Girls and Boys

Time Limit: 20000/10000 MS (Java/Others)    Memory Limit: 65536/32768 K (Java/Others)
Total Submission(s): 13947    Accepted Submission(s): 6564

 

Problem Description

the second year of the university somebody started a study on the romantic relations between the students. The relation “romantically involved” is defined between one girl and one boy. For the study reasons it is necessary to find out the maximum set satisfying the condition: there are no two students in the set who have been “romantically involved”. The result of the program is the number of students in such a set.

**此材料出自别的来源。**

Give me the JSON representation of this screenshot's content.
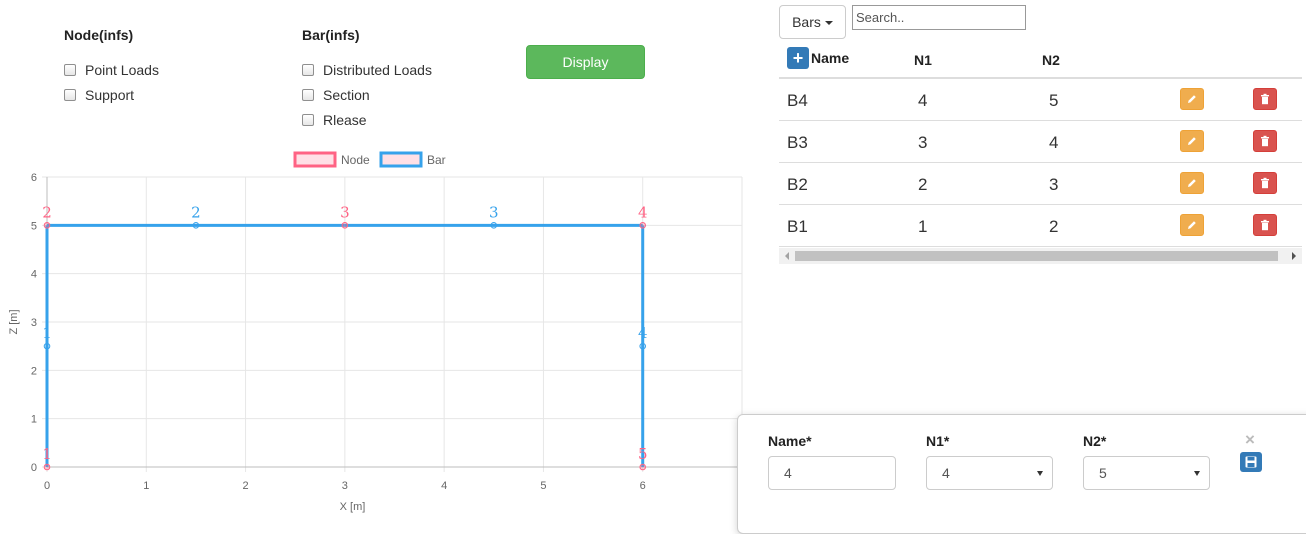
{
  "node_panel": {
    "heading": "Node(infs)",
    "options": [
      {
        "label": "Point Loads",
        "checked": false
      },
      {
        "label": "Support",
        "checked": false
      }
    ]
  },
  "bar_panel": {
    "heading": "Bar(infs)",
    "options": [
      {
        "label": "Distributed Loads",
        "checked": false
      },
      {
        "label": "Section",
        "checked": false
      },
      {
        "label": "Rlease",
        "checked": false
      }
    ]
  },
  "display_button": "Display",
  "chart_data": {
    "type": "scatter",
    "xlabel": "X [m]",
    "ylabel": "Z [m]",
    "xlim": [
      0,
      7
    ],
    "ylim": [
      0,
      6
    ],
    "xticks": [
      "0",
      "1",
      "2",
      "3",
      "4",
      "5",
      "6"
    ],
    "yticks": [
      "0",
      "1",
      "2",
      "3",
      "4",
      "5",
      "6"
    ],
    "grid": true,
    "legend_position": "top",
    "legend": [
      {
        "name": "Node",
        "color": "#ff6384"
      },
      {
        "name": "Bar",
        "color": "#36a2eb"
      }
    ],
    "nodes": [
      {
        "label": "1",
        "x": 0,
        "y": 0
      },
      {
        "label": "2",
        "x": 0,
        "y": 5
      },
      {
        "label": "3",
        "x": 3,
        "y": 5
      },
      {
        "label": "4",
        "x": 6,
        "y": 5
      },
      {
        "label": "5",
        "x": 6,
        "y": 0
      }
    ],
    "bar_midpoints": [
      {
        "label": "1",
        "x": 0,
        "y": 2.5
      },
      {
        "label": "2",
        "x": 1.5,
        "y": 5
      },
      {
        "label": "3",
        "x": 4.5,
        "y": 5
      },
      {
        "label": "4",
        "x": 6,
        "y": 2.5
      }
    ],
    "bars": [
      {
        "from": [
          0,
          0
        ],
        "to": [
          0,
          5
        ]
      },
      {
        "from": [
          0,
          5
        ],
        "to": [
          3,
          5
        ]
      },
      {
        "from": [
          3,
          5
        ],
        "to": [
          6,
          5
        ]
      },
      {
        "from": [
          6,
          5
        ],
        "to": [
          6,
          0
        ]
      }
    ]
  },
  "table": {
    "dropdown_label": "Bars",
    "search_placeholder": "Search..",
    "add_icon": "plus-icon",
    "headers": {
      "name": "Name",
      "n1": "N1",
      "n2": "N2"
    },
    "rows": [
      {
        "name": "B4",
        "n1": "4",
        "n2": "5"
      },
      {
        "name": "B3",
        "n1": "3",
        "n2": "4"
      },
      {
        "name": "B2",
        "n1": "2",
        "n2": "3"
      },
      {
        "name": "B1",
        "n1": "1",
        "n2": "2"
      }
    ],
    "edit_icon": "pencil-icon",
    "delete_icon": "trash-icon"
  },
  "edit_form": {
    "name_label": "Name*",
    "name_value": "4",
    "n1_label": "N1*",
    "n1_value": "4",
    "n2_label": "N2*",
    "n2_value": "5",
    "close_icon": "close-icon",
    "save_icon": "floppy-disk-icon"
  },
  "colors": {
    "display_button": "#5cb85c",
    "primary": "#337ab7",
    "edit": "#f0ad4e",
    "delete": "#d9534f"
  }
}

The input contains several data sets in text format. Each data set represents one set of subjects of the study, with the following description:

the number of students
the description of each student, in the following format
student_identifier:(number_of_romantic_relations) student_identifier1 student_identifier2 student_identifier3 ...
or
student_identifier:(0)

The student_identifier is an integer number between 0 and n-1, for n subjects.
For each given data set, the program should write to standard output a line containing the result.

 Sample Input

7
0: (3) 4 5 6
1: (2) 4 6
2: (0)
3: (0)
4: (2) 0 1
5: (1) 0
6: (2) 0 1
3
0: (2) 1 2
1: (1) 0
2: (1) 0

Sample Output

5
2

Source

Southeastern Europe 2000

问题链接：HDU1068 Girls and Boys

问题描述：给定数字n，有n个人从0开始编号到n-1，接下去n行，第i行第一个数字为第i个人的编号，（m）表示有m个人与这个人配对，接下去输入这每个人的编号

解题思路：求最大独立集，但是这并不是两个集合，而是一个集合，所以求出最大匹配后需要/2，最大独立集=N-最大匹配。

AC的C++程序

#include<iostream>
#include<vector>
#include<cstring>

using namespace std;

const int N=100000;

vector<int>g[N];

bool vis[N];
int link[N];

bool find(int x)
{
	for(int i=0;i<g[x].size();i++)
	{
		int y=g[x][i];
		if(!vis[y])
		{
			vis[y]=true;
			if(link[y]==-1||find(link[y]))
			{
				link[y]=x;
				return true;
			}
		}
	}
	return false;
}

int main()
{
	int n;
	while(~scanf("%d",&n))
	{
		for(int i=0;i<n;i++)
		  g[i].clear();
		for(int i=0;i<n;i++)
		{
			int a,b,num;
			scanf("%d: (%d)",&a,&num);
			while(num--)
			{
				scanf("%d",&b);
				g[a].push_back(b);
			}
		}
		memset(link,-1,sizeof(link));
		int cnt=0;//最大匹配数 
		for(int i=0;i<n;i++)
		{
			memset(vis,false,sizeof(vis));
			if(find(i))
			  cnt++;
		}
		printf("%d\n",n-cnt/2);//最大独立集 
	}
	return 0;
}